Here is one of the big problems.

In reality both ships carried 32 164mm rifles, with one ship also having 6 8" rifles and the other having 6 8" smoothbores, for a total of 38 guns each.

The New York and New Jersey, however, are listed by TFSmith as 40-gun ships. This is a more numerous armament than they historically carried, which is another example of TFSmith uprating the number of guns carried by a ship (much as he did with ships such as the Mississippi and Powhatan, previously examined, or the Niagara).

A possible motive for his doing this would be to match Warrior in number of guns (the Warrior possessing a total of forty guns) - though the Warrior is simply a larger ship than the Re d'Italia class, with about 30%-40% more displacement.

As it happens, the Union did have guns similar in size to those for which the ships were designed - the 6.4" Parrott and the 8" Parrott - but these guns were not designed to penetrate armour. The 6.4" Parrott had a muzzle velocity of 1,080 feet per second and a muzzle energy of 810 foot tons, which is about 40.5 foot tons per inch of circumference of the projectile, while the 8" Parrott generated about 60 foot tons per inch at the muzzle. In ideal conditions (a steel shot, not used in US service at the time, and a perpendicular impact) the Warrior's armour would resist at 61 foot tons per inch, so the 8" Parrott is marginal under ideal conditions and the 6.4" Parrott has no hope of penetrating Warrior or any similar ironclad under any circumstances.

There is also a doctrinal matter to consider.
These ships are ironclad vessels in American service, and their armament should thus reflect this. Historically the Union had a general doctrinal focus on larger guns for their big ships, with ships often having batteries composed entirely of very large Dahlgren guns (e.g. the Niagara, armed solely with 11" guns) and this trend was also present with their ironclads. The smallest main battery used by any seagoing US ironclad consisted of 150 pounder Parrott guns (8") with 9" or 11" smoothbores being more common, and 15" smoothbores showing up later on. There is logic in this with ironclads; it is better to fire fewer more destructive shots that can harm an enemy ironclad.

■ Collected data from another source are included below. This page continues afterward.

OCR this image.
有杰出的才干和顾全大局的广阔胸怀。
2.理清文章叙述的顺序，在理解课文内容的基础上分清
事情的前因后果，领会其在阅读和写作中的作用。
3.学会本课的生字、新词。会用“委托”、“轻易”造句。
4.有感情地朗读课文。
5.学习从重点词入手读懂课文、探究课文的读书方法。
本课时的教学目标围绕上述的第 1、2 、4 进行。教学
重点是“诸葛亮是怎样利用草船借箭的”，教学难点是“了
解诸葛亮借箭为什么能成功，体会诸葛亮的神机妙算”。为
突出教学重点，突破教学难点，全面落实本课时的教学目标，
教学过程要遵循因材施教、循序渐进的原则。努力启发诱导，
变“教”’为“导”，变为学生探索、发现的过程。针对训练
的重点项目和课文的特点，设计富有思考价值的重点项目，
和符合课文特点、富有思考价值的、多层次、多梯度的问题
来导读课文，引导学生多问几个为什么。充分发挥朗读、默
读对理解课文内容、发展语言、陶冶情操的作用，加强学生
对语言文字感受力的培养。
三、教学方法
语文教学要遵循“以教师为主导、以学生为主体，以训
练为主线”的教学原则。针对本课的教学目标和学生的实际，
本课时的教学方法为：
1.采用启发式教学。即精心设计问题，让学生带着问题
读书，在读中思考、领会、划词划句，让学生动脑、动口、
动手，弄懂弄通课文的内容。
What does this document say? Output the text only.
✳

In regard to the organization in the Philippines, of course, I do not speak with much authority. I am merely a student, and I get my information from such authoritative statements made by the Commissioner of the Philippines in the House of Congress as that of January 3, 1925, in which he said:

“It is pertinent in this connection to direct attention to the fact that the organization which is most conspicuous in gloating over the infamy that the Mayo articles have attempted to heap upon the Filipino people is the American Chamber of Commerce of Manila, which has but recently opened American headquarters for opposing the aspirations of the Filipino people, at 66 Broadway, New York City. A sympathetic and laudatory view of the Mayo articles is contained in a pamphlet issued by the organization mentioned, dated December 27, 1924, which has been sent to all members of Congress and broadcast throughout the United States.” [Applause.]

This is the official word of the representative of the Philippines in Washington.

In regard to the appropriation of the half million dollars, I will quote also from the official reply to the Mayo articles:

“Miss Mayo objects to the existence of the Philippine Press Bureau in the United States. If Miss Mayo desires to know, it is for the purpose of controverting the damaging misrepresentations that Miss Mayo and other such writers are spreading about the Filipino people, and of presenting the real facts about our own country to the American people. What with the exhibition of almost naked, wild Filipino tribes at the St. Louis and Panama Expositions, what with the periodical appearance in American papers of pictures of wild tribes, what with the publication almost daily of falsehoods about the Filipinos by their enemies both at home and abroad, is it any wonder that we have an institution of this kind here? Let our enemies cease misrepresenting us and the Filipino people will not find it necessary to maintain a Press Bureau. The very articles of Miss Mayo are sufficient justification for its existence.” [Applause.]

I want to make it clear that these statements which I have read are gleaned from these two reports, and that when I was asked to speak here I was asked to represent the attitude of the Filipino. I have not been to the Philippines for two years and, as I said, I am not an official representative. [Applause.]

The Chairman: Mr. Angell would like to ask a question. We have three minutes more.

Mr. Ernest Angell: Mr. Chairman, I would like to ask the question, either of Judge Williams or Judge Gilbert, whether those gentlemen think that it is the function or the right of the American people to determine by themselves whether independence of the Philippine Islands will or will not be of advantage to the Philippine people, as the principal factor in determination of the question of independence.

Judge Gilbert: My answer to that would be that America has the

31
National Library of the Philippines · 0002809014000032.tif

Comparison with actual large Union vessels, ironclad and not, would tend to suggest a battery size of around ten to twenty guns would be more realistic; with the Union's historical production issues for appropriately sized rifles it seems unlikely that nearly seventy could be found just for these two ships. A smaller battery, in addition to being more realistic, would also offer the chance of using weapons heavy enough to do damage to ironclads.

The Result

Functionally what TFSmith has done is take the completed Re d'Italia and Re de Portogallo, transported them back in time two years, and added two extra guns to each so that their numbers were as big as the numbers for Warrior and Black Prince (which is to say, 40). These ships should not be appearing in service in 1862, and probably not in 1863 unless they were the primary beneficiaries of a program of concentration of all available resources from guns to engines to wrought iron armour.
Instead, they are produced almost as an afterthought, less than 10% of Union ironclad production in 1862, and not even the only large broadside ironclad frigates TFSmith places in operation.